The suit contends that the station owes CTD nearly $5 million in license fees for the five shows, the contracts for two of which—Rachael Ray and The Insider—have already expired without being fully paid. Past-due fees amount to nearly $2.2 million, while fees for contracts still in progress amount to almost $2.8 million.
In addition, on June 5 WLNE General Manager Stephen Doerr said the station would stop airing the three shows whose contracts had not expired—ET, Inside Edition and Dr. Phil—as of June 28. That would deprive CTD of barter advertising revenue, according to CTD's complaint filed on June 16 in Los Angeles County Superior Court. CTD is suing for a minimum of $5 million in damages, although it also says it should be paid interest, attorneys' fees and reparation of barter revenues should WLNE pull the shows.
O'Brien, reached by phone, said: “I have not seen the filing and until I see the filing, I don't have any comment.” Calls to WLNE went unreturned. A spokesman for CTD said the complaint spoke for itself.
Sources close to the situation, however, say that CTD's move is a shot across the bow for any other stations that may be considering not paying their bills.
Several syndication executives say they are constantly working with stations right now over how best to settle their debts. Most stations are making some good-faith effort to pay their bills, even if they aren't able to pay in full or are paying slowly, the executives said. Global, however, had ceased paying altogether, said one source.
Though CTD ultimately made the decision to sue, syndicators generally have not embraced that strategy.
“This is a whole new way of doing business. In the past, television stations were like dealing with banks—they were solid as a rock. But with this economic downturn, that's no longer the case,” says one executive. “Now, it's incumbent on us to be creative and help these TV stations get healthy because that's our business.”
Adds Chuck Larsen, president of October Moon Strategies, “Lawsuits are of little help if the stations don't have the money. It's normally not a good idea to put your clients out of business. Studios understand the financial issues stations are facing, and are trying to work with stations as much as they can.”
Overall, 5% of commercial stations are in bankruptcy, according to John Feore, a communications attorney at the law firm of Dow Lohnes, during a panel at the National Association of Broadcasters convention in April.
E-mail comments to email@example.com
This dispute will likely lead to one major change in the way television program syndication is handled:
This may well be the end of the era where stations pay cash for syndicated programming.

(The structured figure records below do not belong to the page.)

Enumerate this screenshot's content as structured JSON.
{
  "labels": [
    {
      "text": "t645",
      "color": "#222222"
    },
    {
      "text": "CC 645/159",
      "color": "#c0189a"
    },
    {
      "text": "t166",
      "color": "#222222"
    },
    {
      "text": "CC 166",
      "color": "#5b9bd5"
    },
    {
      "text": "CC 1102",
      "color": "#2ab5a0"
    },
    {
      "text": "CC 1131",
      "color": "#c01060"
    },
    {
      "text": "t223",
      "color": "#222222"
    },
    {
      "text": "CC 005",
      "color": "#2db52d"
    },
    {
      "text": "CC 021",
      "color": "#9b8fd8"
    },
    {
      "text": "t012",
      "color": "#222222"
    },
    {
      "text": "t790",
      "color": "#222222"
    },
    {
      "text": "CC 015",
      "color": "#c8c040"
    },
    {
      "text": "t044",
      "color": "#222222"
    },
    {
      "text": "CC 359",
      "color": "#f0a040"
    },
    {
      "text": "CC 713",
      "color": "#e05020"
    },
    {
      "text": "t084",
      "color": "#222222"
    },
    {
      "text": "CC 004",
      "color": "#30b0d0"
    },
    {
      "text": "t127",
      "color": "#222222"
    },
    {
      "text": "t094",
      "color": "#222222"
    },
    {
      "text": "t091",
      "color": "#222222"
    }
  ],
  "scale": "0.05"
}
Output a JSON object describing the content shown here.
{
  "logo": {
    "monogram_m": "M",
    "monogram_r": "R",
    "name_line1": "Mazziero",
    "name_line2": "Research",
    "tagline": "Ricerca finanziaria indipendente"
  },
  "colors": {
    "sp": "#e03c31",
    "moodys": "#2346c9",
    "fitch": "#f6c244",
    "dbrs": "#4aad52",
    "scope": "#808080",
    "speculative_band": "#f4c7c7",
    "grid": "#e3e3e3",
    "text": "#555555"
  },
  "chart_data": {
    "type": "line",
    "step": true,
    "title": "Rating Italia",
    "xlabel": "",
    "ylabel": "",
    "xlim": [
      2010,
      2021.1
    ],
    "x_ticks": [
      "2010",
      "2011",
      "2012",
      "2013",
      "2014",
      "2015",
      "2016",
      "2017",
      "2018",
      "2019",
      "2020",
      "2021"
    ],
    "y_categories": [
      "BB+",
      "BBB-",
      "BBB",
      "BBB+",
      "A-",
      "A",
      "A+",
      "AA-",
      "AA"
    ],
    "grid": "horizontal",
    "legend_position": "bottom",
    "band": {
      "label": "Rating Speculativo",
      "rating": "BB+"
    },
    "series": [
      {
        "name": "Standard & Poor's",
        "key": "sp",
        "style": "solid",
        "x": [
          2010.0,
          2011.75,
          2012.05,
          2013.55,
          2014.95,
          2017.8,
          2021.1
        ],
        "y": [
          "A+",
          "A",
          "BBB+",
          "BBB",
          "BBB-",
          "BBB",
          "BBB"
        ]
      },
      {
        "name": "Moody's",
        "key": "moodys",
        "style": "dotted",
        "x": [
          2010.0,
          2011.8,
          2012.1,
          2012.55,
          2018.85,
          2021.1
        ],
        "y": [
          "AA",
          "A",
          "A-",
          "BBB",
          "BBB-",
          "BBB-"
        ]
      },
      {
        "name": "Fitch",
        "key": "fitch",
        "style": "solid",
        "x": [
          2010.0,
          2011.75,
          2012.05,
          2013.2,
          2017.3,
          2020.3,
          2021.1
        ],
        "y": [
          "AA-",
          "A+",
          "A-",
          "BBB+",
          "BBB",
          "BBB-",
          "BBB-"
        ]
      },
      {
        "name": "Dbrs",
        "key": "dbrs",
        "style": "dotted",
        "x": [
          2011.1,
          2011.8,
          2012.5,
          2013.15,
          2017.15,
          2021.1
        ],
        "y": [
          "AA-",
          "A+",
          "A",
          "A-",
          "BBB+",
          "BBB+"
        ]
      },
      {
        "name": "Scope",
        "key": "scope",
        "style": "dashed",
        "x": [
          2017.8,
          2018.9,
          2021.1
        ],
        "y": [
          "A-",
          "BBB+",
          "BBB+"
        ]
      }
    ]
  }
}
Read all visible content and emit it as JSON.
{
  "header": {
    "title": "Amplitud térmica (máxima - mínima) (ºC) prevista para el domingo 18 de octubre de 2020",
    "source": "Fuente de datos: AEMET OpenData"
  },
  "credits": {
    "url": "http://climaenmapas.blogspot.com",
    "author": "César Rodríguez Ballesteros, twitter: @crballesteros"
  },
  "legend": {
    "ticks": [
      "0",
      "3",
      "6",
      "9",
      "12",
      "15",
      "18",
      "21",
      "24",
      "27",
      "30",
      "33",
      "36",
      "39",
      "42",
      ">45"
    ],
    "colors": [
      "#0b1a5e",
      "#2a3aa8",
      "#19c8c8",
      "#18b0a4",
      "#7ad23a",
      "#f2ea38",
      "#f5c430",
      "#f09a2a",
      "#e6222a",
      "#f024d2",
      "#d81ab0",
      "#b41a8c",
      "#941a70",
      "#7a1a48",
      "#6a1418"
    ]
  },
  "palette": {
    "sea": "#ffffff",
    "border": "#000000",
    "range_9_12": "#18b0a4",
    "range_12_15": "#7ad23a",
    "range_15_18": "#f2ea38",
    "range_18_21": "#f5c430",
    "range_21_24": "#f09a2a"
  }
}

I'm beginning to think that from in the future, all TV program syndication will be "pure" barter, where the station gets the show free, but the producer or syndicator sells commercial time in the show that every subscribing station must air during the show.
This way, stations don't pay out huge amounts of money for syndicated fare and thus, a situation like the dispute between WLNE and CBS Television Distribution is avoided.
Otherwise, disputes like the one between WLNE and CBSTD will continue to arise.
Joseph Gallant - 6/22/2009 3:07:49 PM EDT
One thing the article failed to mentin is bankruptcy leads to more. Suppose three stations in one market all compete and are roughly the same. They all have a million dollars in debt. If two are having issues and go bankrupt and re-organize their debt so they pay it off pennies on the dollar. Now the third station who didn't declare bankruptcy is at a disadvantage. The two bankrupt station now have lots of free money to buy things, pay staff, so the third station follows suit to be able to compete. I'll admit I oversimplified this for an example but you see how it works.